Mad-cow disease and humans

Humans cannot become affected with mad-cow disease, but there is a link between this disease and a rare brain disease that affects humans. The former one is known as variant Creutzfeldt-Jakob disease (CJD) and it most probably results from eating beef from infected cows. Creutzfeldt–Jakob disease is also a degenerative neurological disorder of a human brain. Just like the mad-cow disease, Creutzfeldt–Jakob disease is an incurable and fatal disorder. During the course of disease, the cells of the human brain are starting to die until the brain gets a typical sponge-like appearance. Similarly to cattle, humans with this disease gradually lose control over their mental and physical abilities. This is a rare condition and most of the people affected with it have been diagnosed in Great Britain. In some rare cases, people may get this disease through a mutation of the gene that codes hat codes for the prion protein (PRNP). These are actually misfolded proteins which replicate by converting their properly folded counterparts.

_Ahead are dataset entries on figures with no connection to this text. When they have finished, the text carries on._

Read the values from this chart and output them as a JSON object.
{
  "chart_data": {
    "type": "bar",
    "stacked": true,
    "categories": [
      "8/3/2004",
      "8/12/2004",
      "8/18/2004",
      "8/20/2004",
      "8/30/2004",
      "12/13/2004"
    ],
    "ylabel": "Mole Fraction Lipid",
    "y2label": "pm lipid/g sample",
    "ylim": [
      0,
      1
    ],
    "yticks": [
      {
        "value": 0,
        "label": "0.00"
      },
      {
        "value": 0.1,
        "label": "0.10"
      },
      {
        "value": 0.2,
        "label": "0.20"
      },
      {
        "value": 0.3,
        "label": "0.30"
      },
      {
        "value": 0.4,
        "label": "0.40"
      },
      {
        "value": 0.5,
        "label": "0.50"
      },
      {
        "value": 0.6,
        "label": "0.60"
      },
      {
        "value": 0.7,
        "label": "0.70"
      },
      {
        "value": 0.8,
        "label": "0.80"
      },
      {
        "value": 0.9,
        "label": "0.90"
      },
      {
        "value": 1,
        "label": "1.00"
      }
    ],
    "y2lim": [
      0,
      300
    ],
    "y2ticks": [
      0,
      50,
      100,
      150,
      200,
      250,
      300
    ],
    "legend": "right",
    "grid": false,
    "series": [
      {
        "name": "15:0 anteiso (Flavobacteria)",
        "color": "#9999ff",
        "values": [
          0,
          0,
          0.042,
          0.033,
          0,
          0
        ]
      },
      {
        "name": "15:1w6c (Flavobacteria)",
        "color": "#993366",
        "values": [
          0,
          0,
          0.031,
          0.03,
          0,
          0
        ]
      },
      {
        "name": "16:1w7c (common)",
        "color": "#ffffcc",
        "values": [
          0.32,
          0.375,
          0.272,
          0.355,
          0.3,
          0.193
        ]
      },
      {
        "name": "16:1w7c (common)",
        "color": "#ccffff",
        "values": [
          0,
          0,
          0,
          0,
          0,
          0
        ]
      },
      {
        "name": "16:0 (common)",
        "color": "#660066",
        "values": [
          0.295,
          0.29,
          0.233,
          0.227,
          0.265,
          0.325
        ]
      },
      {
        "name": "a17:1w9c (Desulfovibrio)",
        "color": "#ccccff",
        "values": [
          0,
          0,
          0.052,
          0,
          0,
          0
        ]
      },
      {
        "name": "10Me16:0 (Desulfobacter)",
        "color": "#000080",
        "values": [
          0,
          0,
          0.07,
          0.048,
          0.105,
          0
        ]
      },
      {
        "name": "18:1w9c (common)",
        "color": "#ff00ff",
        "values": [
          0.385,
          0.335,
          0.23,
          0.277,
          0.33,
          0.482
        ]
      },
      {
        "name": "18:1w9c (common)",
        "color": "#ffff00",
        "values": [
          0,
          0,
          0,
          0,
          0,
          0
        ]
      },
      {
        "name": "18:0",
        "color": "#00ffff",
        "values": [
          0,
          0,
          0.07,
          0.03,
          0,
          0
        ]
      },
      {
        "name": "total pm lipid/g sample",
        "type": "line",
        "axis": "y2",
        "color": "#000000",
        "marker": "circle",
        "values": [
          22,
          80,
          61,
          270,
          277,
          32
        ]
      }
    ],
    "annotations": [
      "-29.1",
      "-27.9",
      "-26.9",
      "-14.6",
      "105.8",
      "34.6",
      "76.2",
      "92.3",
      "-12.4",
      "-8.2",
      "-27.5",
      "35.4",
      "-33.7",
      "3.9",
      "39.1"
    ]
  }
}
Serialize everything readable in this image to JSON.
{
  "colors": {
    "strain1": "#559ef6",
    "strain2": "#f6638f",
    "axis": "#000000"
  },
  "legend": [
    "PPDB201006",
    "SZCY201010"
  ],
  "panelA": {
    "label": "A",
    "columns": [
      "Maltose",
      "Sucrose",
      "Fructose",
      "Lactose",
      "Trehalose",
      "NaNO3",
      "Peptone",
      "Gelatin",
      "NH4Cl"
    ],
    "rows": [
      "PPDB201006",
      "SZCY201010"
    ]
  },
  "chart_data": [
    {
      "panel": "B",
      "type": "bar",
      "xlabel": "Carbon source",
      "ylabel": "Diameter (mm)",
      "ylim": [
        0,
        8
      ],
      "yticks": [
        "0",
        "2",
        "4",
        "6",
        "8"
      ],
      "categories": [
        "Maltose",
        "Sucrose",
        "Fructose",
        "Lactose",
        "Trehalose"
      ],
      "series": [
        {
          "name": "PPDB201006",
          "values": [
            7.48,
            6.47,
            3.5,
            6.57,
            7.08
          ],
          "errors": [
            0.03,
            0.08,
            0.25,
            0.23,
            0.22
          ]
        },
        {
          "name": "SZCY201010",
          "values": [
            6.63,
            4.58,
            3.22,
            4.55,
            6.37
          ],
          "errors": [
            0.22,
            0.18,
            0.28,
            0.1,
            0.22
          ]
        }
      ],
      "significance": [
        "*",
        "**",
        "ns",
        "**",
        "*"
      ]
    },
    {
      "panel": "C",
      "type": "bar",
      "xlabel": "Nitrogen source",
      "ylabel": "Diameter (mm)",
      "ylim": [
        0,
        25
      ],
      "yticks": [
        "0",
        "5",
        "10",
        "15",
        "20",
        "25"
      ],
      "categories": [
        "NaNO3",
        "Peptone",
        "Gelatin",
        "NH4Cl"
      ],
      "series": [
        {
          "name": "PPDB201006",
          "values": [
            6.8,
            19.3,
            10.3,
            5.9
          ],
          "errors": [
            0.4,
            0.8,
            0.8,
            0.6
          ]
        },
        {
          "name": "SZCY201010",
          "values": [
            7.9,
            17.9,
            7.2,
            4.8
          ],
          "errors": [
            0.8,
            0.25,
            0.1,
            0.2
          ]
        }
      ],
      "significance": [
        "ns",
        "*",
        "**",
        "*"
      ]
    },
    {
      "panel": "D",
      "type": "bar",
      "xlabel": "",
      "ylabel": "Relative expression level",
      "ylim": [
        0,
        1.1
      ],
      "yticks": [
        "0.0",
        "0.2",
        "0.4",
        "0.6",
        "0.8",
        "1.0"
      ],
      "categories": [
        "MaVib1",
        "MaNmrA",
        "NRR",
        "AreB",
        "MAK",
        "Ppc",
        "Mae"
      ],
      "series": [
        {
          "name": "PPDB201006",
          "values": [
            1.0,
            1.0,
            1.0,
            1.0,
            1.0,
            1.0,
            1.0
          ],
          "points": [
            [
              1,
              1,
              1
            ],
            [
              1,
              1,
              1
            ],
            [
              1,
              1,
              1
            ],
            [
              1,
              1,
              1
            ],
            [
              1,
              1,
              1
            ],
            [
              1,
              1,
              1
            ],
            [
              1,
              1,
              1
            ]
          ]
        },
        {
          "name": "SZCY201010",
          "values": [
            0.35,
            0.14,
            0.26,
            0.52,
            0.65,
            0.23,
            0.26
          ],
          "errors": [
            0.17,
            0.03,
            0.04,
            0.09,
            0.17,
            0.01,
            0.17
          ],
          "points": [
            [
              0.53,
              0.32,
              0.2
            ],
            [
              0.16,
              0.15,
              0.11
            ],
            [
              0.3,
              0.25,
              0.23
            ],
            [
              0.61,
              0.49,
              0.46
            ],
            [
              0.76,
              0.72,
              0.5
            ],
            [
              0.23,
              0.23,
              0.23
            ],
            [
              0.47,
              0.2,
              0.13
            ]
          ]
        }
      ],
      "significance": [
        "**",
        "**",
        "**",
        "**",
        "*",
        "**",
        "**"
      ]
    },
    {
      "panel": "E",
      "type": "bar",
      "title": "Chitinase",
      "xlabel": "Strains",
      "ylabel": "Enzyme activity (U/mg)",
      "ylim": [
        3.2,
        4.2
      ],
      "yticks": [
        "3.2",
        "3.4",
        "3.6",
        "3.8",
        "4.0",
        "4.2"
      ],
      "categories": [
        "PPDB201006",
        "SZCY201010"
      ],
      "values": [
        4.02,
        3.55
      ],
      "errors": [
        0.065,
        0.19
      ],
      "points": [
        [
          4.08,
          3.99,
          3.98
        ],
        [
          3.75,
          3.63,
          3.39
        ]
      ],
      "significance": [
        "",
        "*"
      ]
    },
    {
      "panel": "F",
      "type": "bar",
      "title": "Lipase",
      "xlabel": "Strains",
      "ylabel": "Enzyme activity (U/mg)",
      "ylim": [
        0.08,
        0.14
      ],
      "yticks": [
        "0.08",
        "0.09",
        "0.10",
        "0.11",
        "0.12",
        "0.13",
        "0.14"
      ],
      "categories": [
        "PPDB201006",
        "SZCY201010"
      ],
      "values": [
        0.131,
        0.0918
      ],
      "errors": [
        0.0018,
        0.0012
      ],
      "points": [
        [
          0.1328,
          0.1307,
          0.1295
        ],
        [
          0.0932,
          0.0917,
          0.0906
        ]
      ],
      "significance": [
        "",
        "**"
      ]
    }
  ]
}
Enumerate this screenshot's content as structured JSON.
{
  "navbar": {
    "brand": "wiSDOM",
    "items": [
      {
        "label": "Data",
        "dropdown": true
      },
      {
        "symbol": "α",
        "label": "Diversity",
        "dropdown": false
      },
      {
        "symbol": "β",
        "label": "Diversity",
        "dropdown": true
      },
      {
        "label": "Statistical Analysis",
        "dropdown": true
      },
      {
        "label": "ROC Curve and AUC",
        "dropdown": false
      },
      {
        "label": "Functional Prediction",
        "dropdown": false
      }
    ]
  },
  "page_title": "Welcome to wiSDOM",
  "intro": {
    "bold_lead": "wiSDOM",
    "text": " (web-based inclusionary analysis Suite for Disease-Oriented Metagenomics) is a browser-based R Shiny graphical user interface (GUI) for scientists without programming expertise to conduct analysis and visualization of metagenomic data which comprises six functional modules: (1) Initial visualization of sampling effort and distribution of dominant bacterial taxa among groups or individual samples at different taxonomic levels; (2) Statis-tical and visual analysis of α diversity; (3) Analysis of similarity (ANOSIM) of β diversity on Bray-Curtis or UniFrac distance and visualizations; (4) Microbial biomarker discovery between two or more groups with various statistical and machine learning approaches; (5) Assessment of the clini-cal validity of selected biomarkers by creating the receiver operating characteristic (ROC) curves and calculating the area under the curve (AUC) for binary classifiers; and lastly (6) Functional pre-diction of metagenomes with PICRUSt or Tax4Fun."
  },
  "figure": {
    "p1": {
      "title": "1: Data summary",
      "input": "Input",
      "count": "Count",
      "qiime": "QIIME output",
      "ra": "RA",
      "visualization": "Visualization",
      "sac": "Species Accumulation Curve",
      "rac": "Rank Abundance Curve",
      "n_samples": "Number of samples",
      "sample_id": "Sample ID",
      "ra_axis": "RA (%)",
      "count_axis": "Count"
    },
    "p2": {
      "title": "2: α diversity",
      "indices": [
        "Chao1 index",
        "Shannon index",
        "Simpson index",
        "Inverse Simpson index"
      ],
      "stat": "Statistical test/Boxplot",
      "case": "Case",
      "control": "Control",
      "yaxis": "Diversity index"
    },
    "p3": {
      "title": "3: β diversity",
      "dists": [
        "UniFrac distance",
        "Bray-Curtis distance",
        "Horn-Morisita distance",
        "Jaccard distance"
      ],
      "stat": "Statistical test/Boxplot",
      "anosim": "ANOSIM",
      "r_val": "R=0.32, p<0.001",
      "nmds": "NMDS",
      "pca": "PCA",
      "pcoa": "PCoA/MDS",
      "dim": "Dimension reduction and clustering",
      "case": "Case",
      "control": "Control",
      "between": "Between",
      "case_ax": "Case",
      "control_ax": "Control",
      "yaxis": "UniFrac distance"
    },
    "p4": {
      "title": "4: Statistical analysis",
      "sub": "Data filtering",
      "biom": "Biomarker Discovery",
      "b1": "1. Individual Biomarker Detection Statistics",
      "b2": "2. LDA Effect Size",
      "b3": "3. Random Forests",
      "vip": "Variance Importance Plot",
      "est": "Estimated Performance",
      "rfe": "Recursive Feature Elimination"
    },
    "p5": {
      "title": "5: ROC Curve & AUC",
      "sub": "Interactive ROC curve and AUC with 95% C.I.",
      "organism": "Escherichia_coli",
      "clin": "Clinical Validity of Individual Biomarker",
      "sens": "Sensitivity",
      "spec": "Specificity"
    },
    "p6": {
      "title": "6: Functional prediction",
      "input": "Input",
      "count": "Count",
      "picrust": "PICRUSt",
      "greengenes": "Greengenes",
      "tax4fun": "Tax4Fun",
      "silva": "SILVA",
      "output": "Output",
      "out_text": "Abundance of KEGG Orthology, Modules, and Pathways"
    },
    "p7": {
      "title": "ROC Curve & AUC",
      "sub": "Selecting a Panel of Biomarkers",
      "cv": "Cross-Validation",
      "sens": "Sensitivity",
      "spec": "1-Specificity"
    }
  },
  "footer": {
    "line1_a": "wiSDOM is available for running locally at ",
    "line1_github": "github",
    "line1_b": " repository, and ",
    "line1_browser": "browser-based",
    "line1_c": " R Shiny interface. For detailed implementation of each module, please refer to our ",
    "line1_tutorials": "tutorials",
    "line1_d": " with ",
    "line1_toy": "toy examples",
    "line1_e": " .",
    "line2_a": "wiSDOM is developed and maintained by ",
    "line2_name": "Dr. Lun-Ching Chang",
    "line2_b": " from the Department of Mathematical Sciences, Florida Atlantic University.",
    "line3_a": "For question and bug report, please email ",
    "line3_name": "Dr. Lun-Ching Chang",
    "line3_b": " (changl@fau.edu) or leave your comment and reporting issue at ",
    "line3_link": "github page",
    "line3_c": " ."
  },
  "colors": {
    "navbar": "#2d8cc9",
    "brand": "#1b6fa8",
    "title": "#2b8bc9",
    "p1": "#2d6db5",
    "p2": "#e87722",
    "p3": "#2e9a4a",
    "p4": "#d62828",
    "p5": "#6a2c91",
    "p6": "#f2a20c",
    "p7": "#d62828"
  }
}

Signs and symptoms of mad-cow disease and humans

In most cases, first signs of mad cow disease in humans manifest as a rapidly progressive dementia. Dementia is a severe loss of cognitive ability in a previously unimpaired person. As a disease makes the progress, a person will experience memory loss, changes in personality will become obvious, and most people will start having hallucinations. Physical symptoms include jerky movements, problems with speech, balance and coordination, changes in gait, seizures, rigid posture, etc.

Mortality rate

In most cases, the disease is fatal in a couple of months or weeks. Small number of patients may continue to feel symptoms for a couple of years. In most cases, sufferers will die in 6 months after the initial symptoms appear. Only about 15% of patients is able to live for up to 2 years.